# Is this kool or what...



## privvydigger (Jun 19, 2010)

I got it at a yard sale today for a couple a dollars.
 Appears to be a rear seated ricshaw or maybe ice cream bike
 anyone have a clue
 no makers mark and handmade


----------



## privvydigger (Jun 19, 2010)

pic


----------



## privvydigger (Jun 19, 2010)

all rubber tires, the axle is broke and something is missing from atop the double wheeled end
 thx for looking


----------



## Wangan (Jun 19, 2010)

That looks like something I saw in a movie once.There was a big box on front.


----------



## privvydigger (Jun 19, 2010)

thats what i thought... turns out there's a tag that says made in the Philippines.


----------



## JOETHECROW (Jun 19, 2010)

Hey,...maybe you could revamp it and sell bottles downtown! [] I'll bet it would take some getting used to to ride it. Cool find.              Joe


----------



## privvydigger (Jun 19, 2010)

this thing is only 24'' long.....
 The peddles work and the chain is in good shape.  I have not found anything on it yet but i'm searching


----------



## TJSJHART (Jun 19, 2010)

it looks a little like a ice cream peddlers bike ..i  tried that as a kid back in the 60's...it was way to hard of work...


----------



## Wangan (Jun 20, 2010)

If its only 24" long then it must be for the Phillipean version of a monkey grinder?[8D]


----------



## surfaceone (Jun 21, 2010)

Hey Mad,

 Very cool acquisition. I love the street scene in the Philippines. The jeepneys, carcars, tuk tuks , everymanner of wheeled vehicle. There's many food vendors that use tricycle frames. Balut anyone?
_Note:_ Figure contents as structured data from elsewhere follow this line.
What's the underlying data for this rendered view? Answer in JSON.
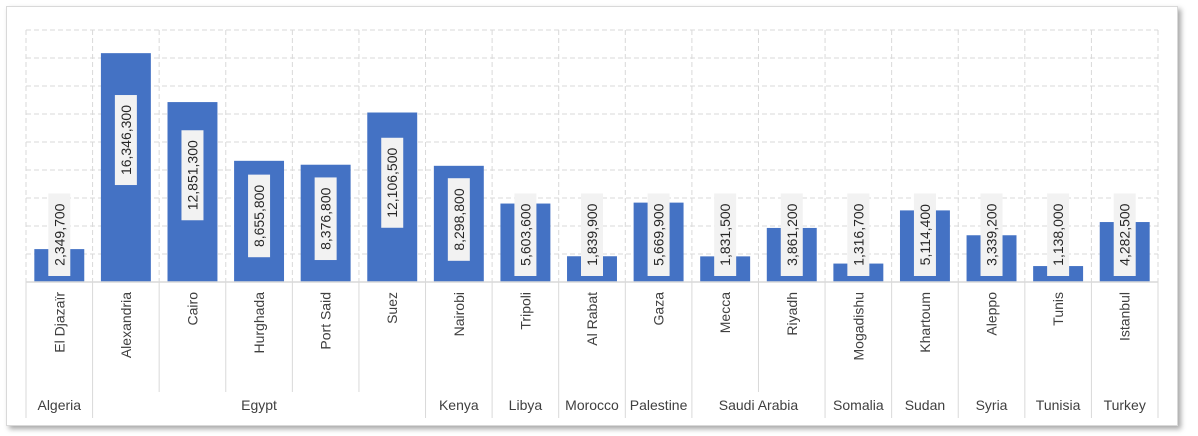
{
  "colors": {
    "bar": "#4472c4",
    "label_bg": "#f2f2f2",
    "label_text": "#262626",
    "axis_text": "#404040",
    "grid": "#d9d9d9"
  },
  "chart_data": {
    "type": "bar",
    "title": "",
    "xlabel": "",
    "ylabel": "",
    "ylim": [
      0,
      18000000
    ],
    "grid": true,
    "legend": "none",
    "categories": [
      {
        "city": "El Djazaïr",
        "country": "Algeria"
      },
      {
        "city": "Alexandria",
        "country": "Egypt"
      },
      {
        "city": "Cairo",
        "country": "Egypt"
      },
      {
        "city": "Hurghada",
        "country": "Egypt"
      },
      {
        "city": "Port Said",
        "country": "Egypt"
      },
      {
        "city": "Suez",
        "country": "Egypt"
      },
      {
        "city": "Nairobi",
        "country": "Kenya"
      },
      {
        "city": "Tripoli",
        "country": "Libya"
      },
      {
        "city": "Al Rabat",
        "country": "Morocco"
      },
      {
        "city": "Gaza",
        "country": "Palestine"
      },
      {
        "city": "Mecca",
        "country": "Saudi Arabia"
      },
      {
        "city": "Riyadh",
        "country": "Saudi Arabia"
      },
      {
        "city": "Mogadishu",
        "country": "Somalia"
      },
      {
        "city": "Khartoum",
        "country": "Sudan"
      },
      {
        "city": "Aleppo",
        "country": "Syria"
      },
      {
        "city": "Tunis",
        "country": "Tunisia"
      },
      {
        "city": "Istanbul",
        "country": "Turkey"
      }
    ],
    "values": [
      2349700,
      16346300,
      12851300,
      8655800,
      8376800,
      12106500,
      8298800,
      5603600,
      1839900,
      5669900,
      1831500,
      3861200,
      1316700,
      5114400,
      3339200,
      1138000,
      4282500
    ],
    "data_labels": [
      "2,349,700",
      "16,346,300",
      "12,851,300",
      "8,655,800",
      "8,376,800",
      "12,106,500",
      "8,298,800",
      "5,603,600",
      "1,839,900",
      "5,669,900",
      "1,831,500",
      "3,861,200",
      "1,316,700",
      "5,114,400",
      "3,339,200",
      "1,138,000",
      "4,282,500"
    ],
    "groups": [
      {
        "name": "Algeria",
        "count": 1
      },
      {
        "name": "Egypt",
        "count": 5
      },
      {
        "name": "Kenya",
        "count": 1
      },
      {
        "name": "Libya",
        "count": 1
      },
      {
        "name": "Morocco",
        "count": 1
      },
      {
        "name": "Palestine",
        "count": 1
      },
      {
        "name": "Saudi Arabia",
        "count": 2
      },
      {
        "name": "Somalia",
        "count": 1
      },
      {
        "name": "Sudan",
        "count": 1
      },
      {
        "name": "Syria",
        "count": 1
      },
      {
        "name": "Tunisia",
        "count": 1
      },
      {
        "name": "Turkey",
        "count": 1
      }
    ]
  }
}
 What'cha gonna do with it. Talk about your possibilities...


----------



## privvydigger (Jun 21, 2010)

i 'm wondering if a real monkey rode this...


----------



## buzzkutt033 (Jun 21, 2010)

pretty neat fella,

 looks like something that guy on the show " Pickers " would like............

 take care and keep on diggin'

 jim


----------



## GuntherHess (Jun 21, 2010)

> Is this kool or what...


 
 what. []


----------



## privvydigger (Jun 21, 2010)

thx for the replies everyone
 still looking for a pic of one and what it may have been...


----------



## GuntherHess (Jun 21, 2010)

Nacho  Libre!!!
 http://www.flashracingonline.com/files/imagecache/thumb_320x240/online-games/1_6.jpg


----------



## privvydigger (Jun 21, 2010)

ouch!


----------



## Road Dog (Jun 22, 2010)

> ORIGINAL:  surfaceone
> 
> Hey Mad,
> 
> ...


 

 My wife ate Balut as a kid to help her put on weight.[:'(]


----------



## surfaceone (Jun 25, 2010)

> My wife ate Balut as a kid to help her put on weight.


 
 Hey Rory,

 What's her thoughts on Balut today? Is there any middle ground, or is it strictly love it or hate it? Way too long since my last visit over there....






 Palawan


----------



## blade (Jun 28, 2010)

[] What !


----------



## Road Dog (Jun 29, 2010)

> ORIGINAL: surfaceone
> 
> 
> 
> ...


 
 She would not eat one now. She said the trick is to let them go down quick. Don't chew. LOL
 Her Mom fixes some Milk Fish now and then and eats the eyes out of it.[:'(]  Her Mom denies doing it though.[]


----------